Por otro lado aun faltaban en esta primera entrega los inestimables gadgets de Bond (aunque aquí aparece el futuro Q), sus coches trucados, las trepidantes escenas de acción (por ejemplo las persecuciones en coche de la película todavía recurrían a las típicas transparencias del cine clásico) y quizás guiones algo más consistentes, pero desde luego no cabe duda de que todos los ingredientes que hicieron tan exitosa la saga estaban ya aquí. Personalmente sigo opinando que el doctor No (es decir, Wiseman) podría haber dado más de sí, como quizás globlamente toda la película, pero desde luego Agente 007 contra el doctor No era un buen comienzo, aunque sin duda lo mejor estaba por llegar.

6 comentarios:

supersalvajuan dijo...

Este Sean era un crack.

Agente Cooper dijo...

Otra crónica de antología, Crononauta. Mi preferida de la saga es "Goldfinger" y soy también de los defensores de Daniel Craig aunque como Sean ninguno.

Saludos

Ginebra dijo...

Siempre me gustaron las pelis de Agente OO7 y mi preferido era Pierce Brosnan, siempre me ha parecido que hacía este papel estupendamente, con ese aire de gentlemen inglés que tiene el tipo. Un tío con glamour...
Besos con licencia para matar...

Dr. Quatermass dijo...

¿Vas a hacer toda la saga? Que Güay igual podría aprovechar para revisarla, que hay algunas que ni he visto!

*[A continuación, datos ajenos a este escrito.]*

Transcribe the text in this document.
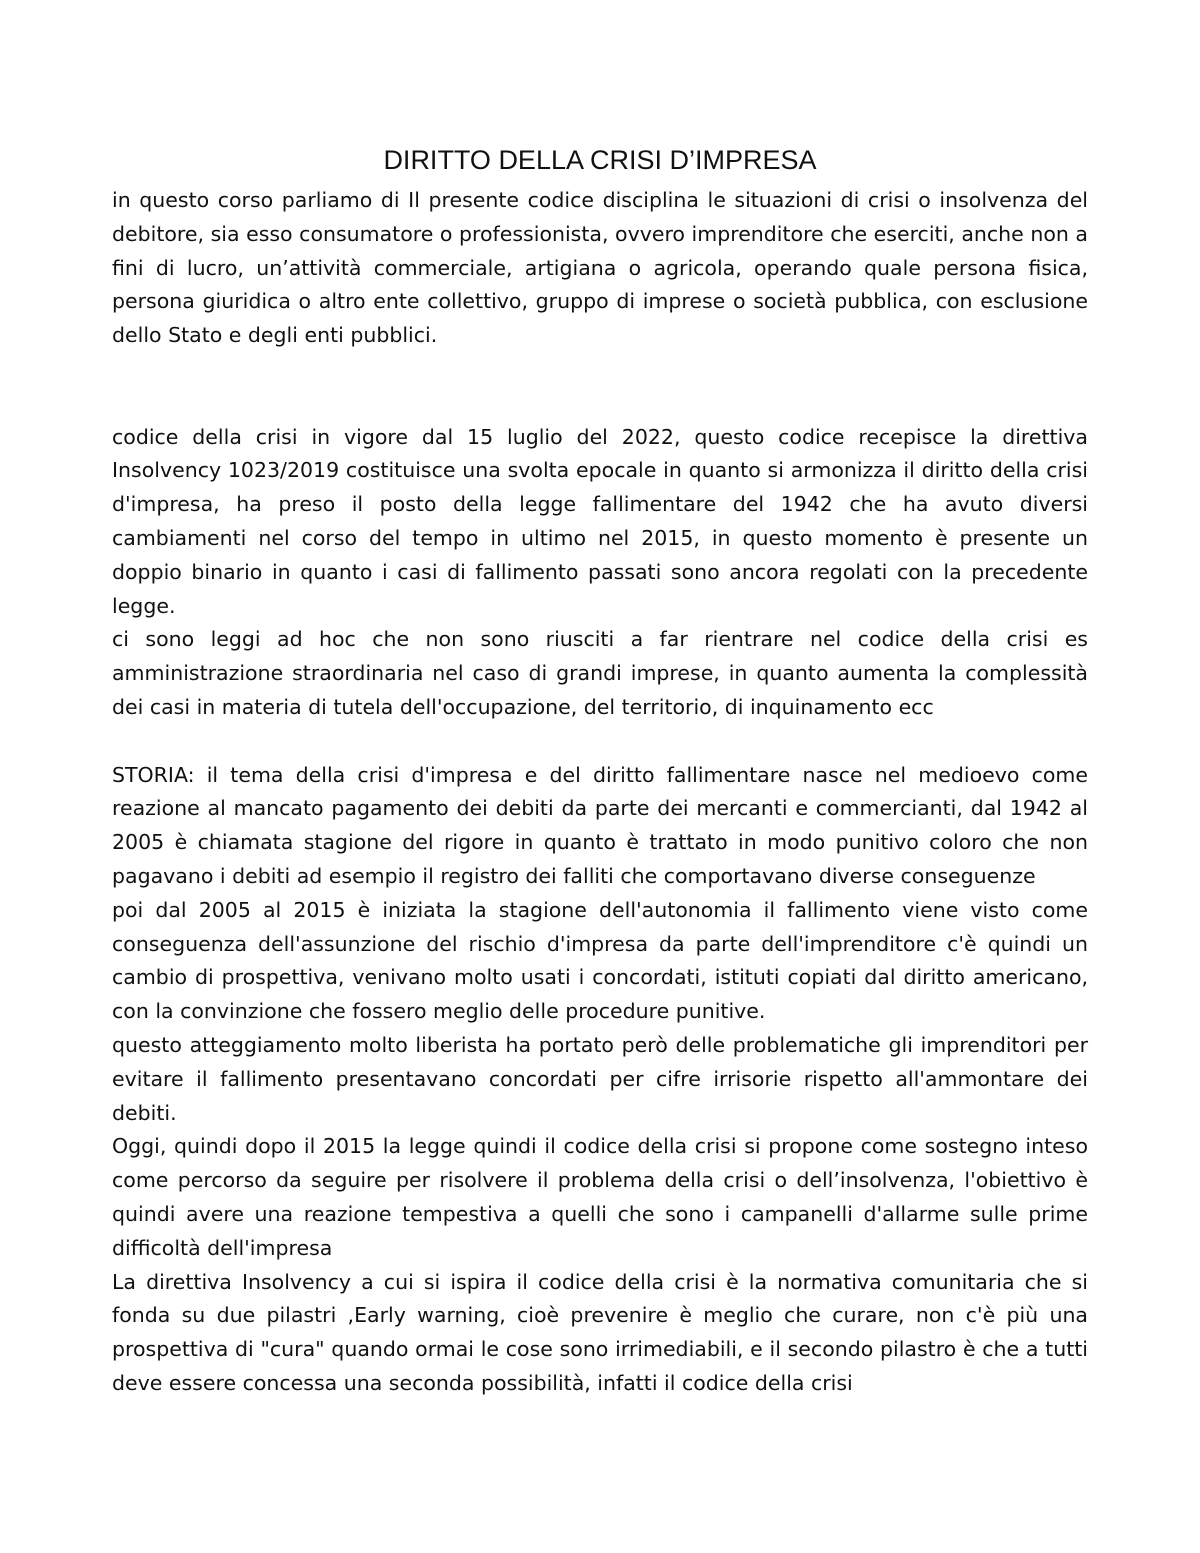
DIRITTO DELLA CRISI D’IMPRESA

in questo corso parliamo di Il presente codice disciplina le situazioni di crisi o insolvenza del debitore, sia esso consumatore o professionista, ovvero imprenditore che eserciti, anche non a fini di lucro, un’attività commerciale, artigiana o agricola, operando quale persona fisica, persona giuridica o altro ente collettivo, gruppo di imprese o società pubblica, con esclusione dello Stato e degli enti pubblici.

codice della crisi in vigore dal 15 luglio del 2022, questo codice recepisce la direttiva Insolvency 1023/2019 costituisce una svolta epocale in quanto si armonizza il diritto della crisi d'impresa, ha preso il posto della legge fallimentare del 1942 che ha avuto diversi cambiamenti nel corso del tempo in ultimo nel 2015, in questo momento è presente un doppio binario in quanto i casi di fallimento passati sono ancora regolati con la precedente legge.

ci sono leggi ad hoc che non sono riusciti a far rientrare nel codice della crisi es amministrazione straordinaria nel caso di grandi imprese, in quanto aumenta la complessità dei casi in materia di tutela dell'occupazione, del territorio, di inquinamento ecc

STORIA: il tema della crisi d'impresa e del diritto fallimentare nasce nel medioevo come reazione al mancato pagamento dei debiti da parte dei mercanti e commercianti, dal 1942 al 2005 è chiamata stagione del rigore in quanto è trattato in modo punitivo coloro che non pagavano i debiti ad esempio il registro dei falliti che comportavano diverse conseguenze

poi dal 2005 al 2015 è iniziata la stagione dell'autonomia il fallimento viene visto come conseguenza dell'assunzione del rischio d'impresa da parte dell'imprenditore c'è quindi un cambio di prospettiva, venivano molto usati i concordati, istituti copiati dal diritto americano, con la convinzione che fossero meglio delle procedure punitive.

questo atteggiamento molto liberista ha portato però delle problematiche gli imprenditori per evitare il fallimento presentavano concordati per cifre irrisorie rispetto all'ammontare dei debiti.

Oggi, quindi dopo il 2015 la legge quindi il codice della crisi si propone come sostegno inteso come percorso da seguire per risolvere il problema della crisi o dell’insolvenza, l'obiettivo è quindi avere una reazione tempestiva a quelli che sono i campanelli d'allarme sulle prime difficoltà dell'impresa

La direttiva Insolvency a cui si ispira il codice della crisi è la normativa comunitaria che si fonda su due pilastri ,Early warning, cioè prevenire è meglio che curare, non c'è più una prospettiva di "cura" quando ormai le cose sono irrimediabili, e il secondo pilastro è che a tutti deve essere concessa una seconda possibilità, infatti il codice della crisi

Möbius el Crononauta dijo...

supersalvajuan: vaya que sí

Agente Cooper: gracias. Yo no he visto toda la saga, y de Daniel no he visto ninguna tampoco, pero imagino que coincido sobre Goldfinger.

Ginebra: Pierce fue el más elegante sin duda, supongo que era un gran James Bond para los nuevos tiempos.

Dr.Quatermass: toda la saga no, eso sería un trabajo de chinos (y Cinemagnificus ya se ha encargado de ello de todas maneras), creo que me animaré con las de Sean, y luego ya veremos.

loopulo dijo...

pedazo de articulo y pedazo de peli tambien! de las mejores de bond sin duda aunque como bien dices aun no estaban todos los ingredientes que asociamos a sus pelis.Y definitivamente el Dr No deberia haber salido mas!